In Search of Salmon


Researchers Revealed explores new technologies that researchers are using to study the natural world. Following scientists from the Biodiversity Research Centre at the University of British Columbia, we travel from oceans to deserts and far-off jungles, uncovering the answers to some of our most pressing questions about life on Earth.

In Search of Salmon follows researchers Dr. Mei Sato and Dr. Andrew Trites as they use acoustic technology to eavesdrop on chinook salmon – a key food source for threatened southern resident killer whales. Producer Philippe Roberge got up at daybreak to join them:

Eavesdropping in the Juan de Fuca Strait

It’s 5 am as we head out onto the outermost pier, where our small research vessel awaits. Fog clings to the surface of the water as harbour seals play in the marina’s kelp beds below. Our team from UBC led by Dr. Mei Sato is on a mission to assess the availability of food for southern resident killer whales foraging in Juan de Fuca Strait. Mildly exhausted from our early-morning wake-up, the 6 of us cram into a boat, squeezing ourselves in amongst scientific equipment worth more than our cumulative annual salaries. Today we’re comparing the sizes of salmon we catch with the acoustic signals we see on the most expensive instrument on our boat – a special underwater sonar that will hopefully provide UBC’s Marine Mammal Research Unit with unprecedented levels of detail.

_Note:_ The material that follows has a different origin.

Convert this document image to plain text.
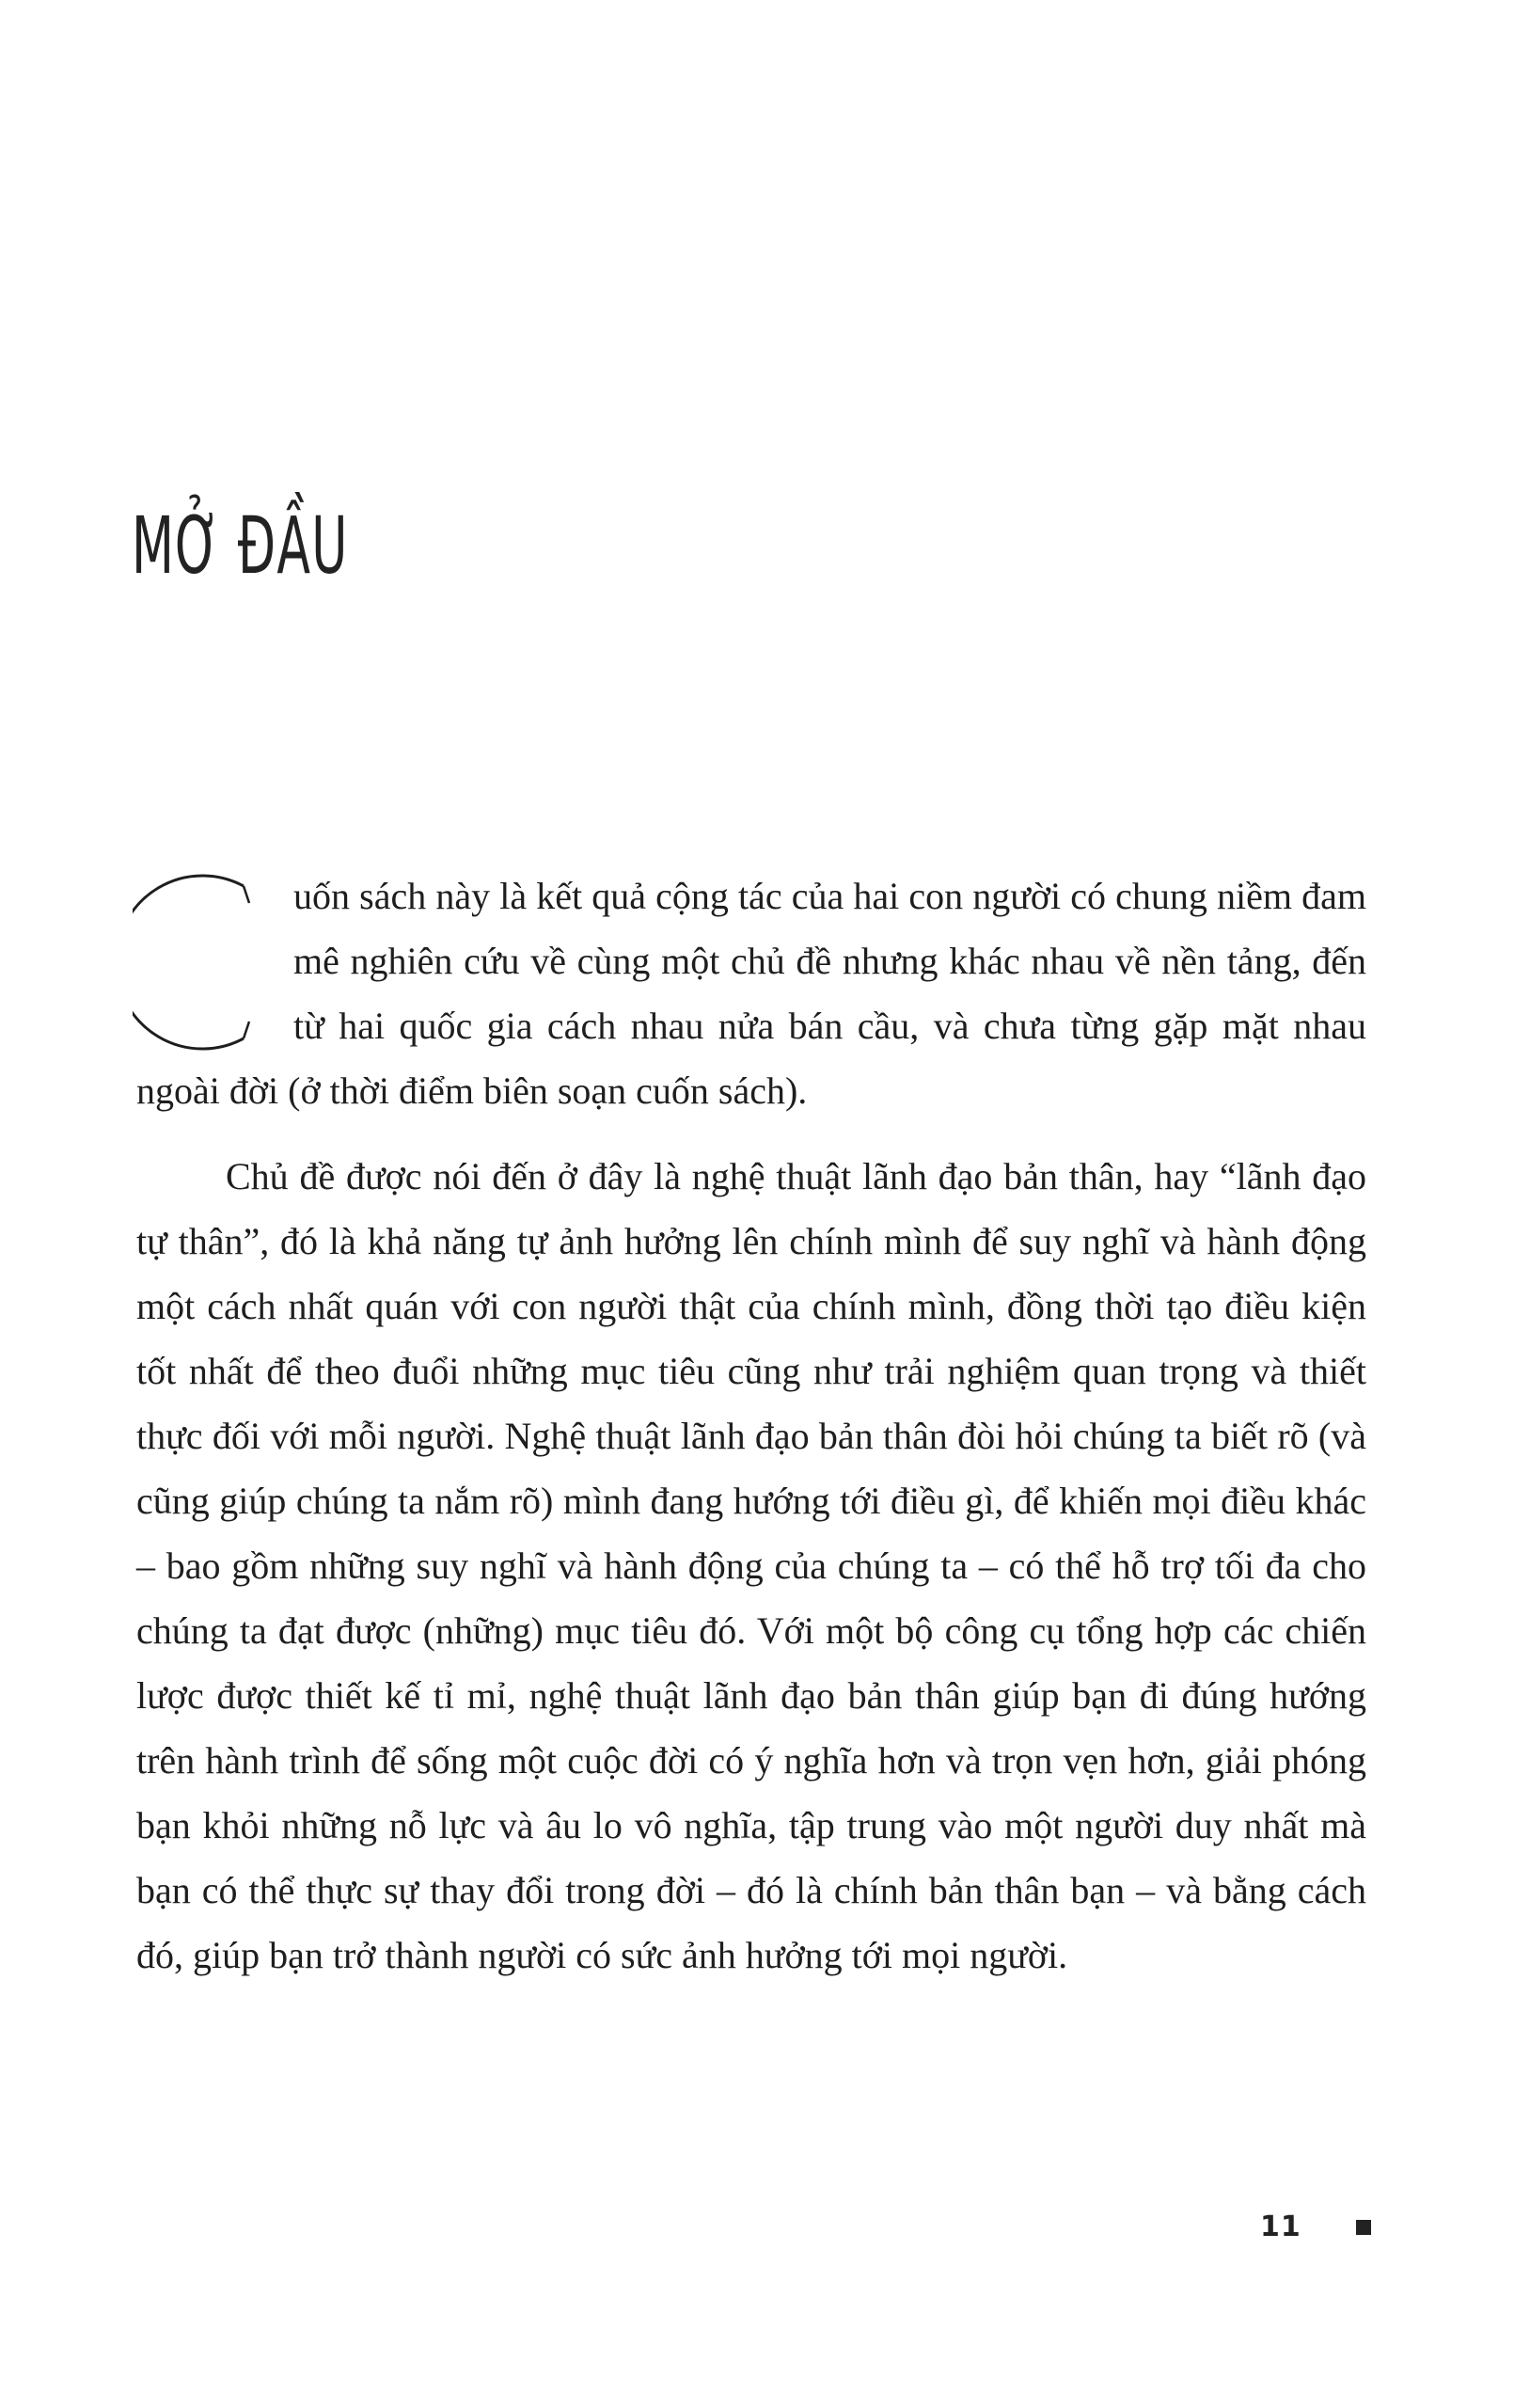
MỞ ĐẦU

uốn sách này là kết quả cộng tác của hai con người có chung niềm đam mê nghiên cứu về cùng một chủ đề nhưng khác nhau về nền tảng, đến từ hai quốc gia cách nhau nửa bán cầu, và chưa từng gặp mặt nhau ngoài đời (ở thời điểm biên soạn cuốn sách).

Chủ đề được nói đến ở đây là nghệ thuật lãnh đạo bản thân, hay “lãnh đạo tự thân”, đó là khả năng tự ảnh hưởng lên chính mình để suy nghĩ và hành động một cách nhất quán với con người thật của chính mình, đồng thời tạo điều kiện tốt nhất để theo đuổi những mục tiêu cũng như trải nghiệm quan trọng và thiết thực đối với mỗi người. Nghệ thuật lãnh đạo bản thân đòi hỏi chúng ta biết rõ (và cũng giúp chúng ta nắm rõ) mình đang hướng tới điều gì, để khiến mọi điều khác – bao gồm những suy nghĩ và hành động của chúng ta – có thể hỗ trợ tối đa cho chúng ta đạt được (những) mục tiêu đó. Với một bộ công cụ tổng hợp các chiến lược được thiết kế tỉ mỉ, nghệ thuật lãnh đạo bản thân giúp bạn đi đúng hướng trên hành trình để sống một cuộc đời có ý nghĩa hơn và trọn vẹn hơn, giải phóng bạn khỏi những nỗ lực và âu lo vô nghĩa, tập trung vào một người duy nhất mà bạn có thể thực sự thay đổi trong đời – đó là chính bản thân bạn – và bằng cách đó, giúp bạn trở thành người có sức ảnh hưởng tới mọi người.

11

Chief scientist Dr. Mei Sato describes how it works: “[The sonar] uses four frequencies. The lower frequencies only detect large animals like salmon, while the higher frequencies pick up both large and small animals – a range that spans everything from salmon to zooplankton. We can subtract the different size classes of animals recorded by the different frequencies to separate fish from zooplankton.”

Commercial and sport fishermen have been using consumer-grade sonars to find fish and their bait for decades, but the accuracy of our sonar system is considerably higher. The sonar is so accurate in fact, that it is possible to discern between different fish species. In order to test the accuracy, however, we have to catch and measure the fish that show up on the reading to see if our prediction was right.

Some of the fish are also kept for further laboratory analysis. In order to prevent them from deteriorating under the July sun, a Co-op student Alicia Andersen dissects the specimens aboard the vessel. In less than 3 minutes the fish’s weight and length are measured, the gut and its contents are removed, tissue samples are extracted, and everything is stored on ice. The samples will be analyzed to assess nutritional content because prey quality is important for southern resident killer whales.

The Juan de Fuca Strait is the primary channel connecting the Salish Sea to the Pacific Ocean—and is often rougher than waters of the surrounding inlets, as the crew soon found out. As the wind battered our faces, the boat was rocked continuously by waves, and the horizon rose and fell along with our sea legs.

We passed a flock of gulls in some sort of frenzy and looked at our sonar to see that we were atop a large bait ball. By 5 pm, 12 hours after we started, we begin our return trip to the marina. Back in the harbour, we were greeted by the aptly named harbour seals as we tied the boat to its moorings.

Ultimately, the sonar will estimate fish populations in a non-destructive manner and allow the researchers to peer below the ocean surface to see whether there is enough prey for the southern resident killer whales that call this area home.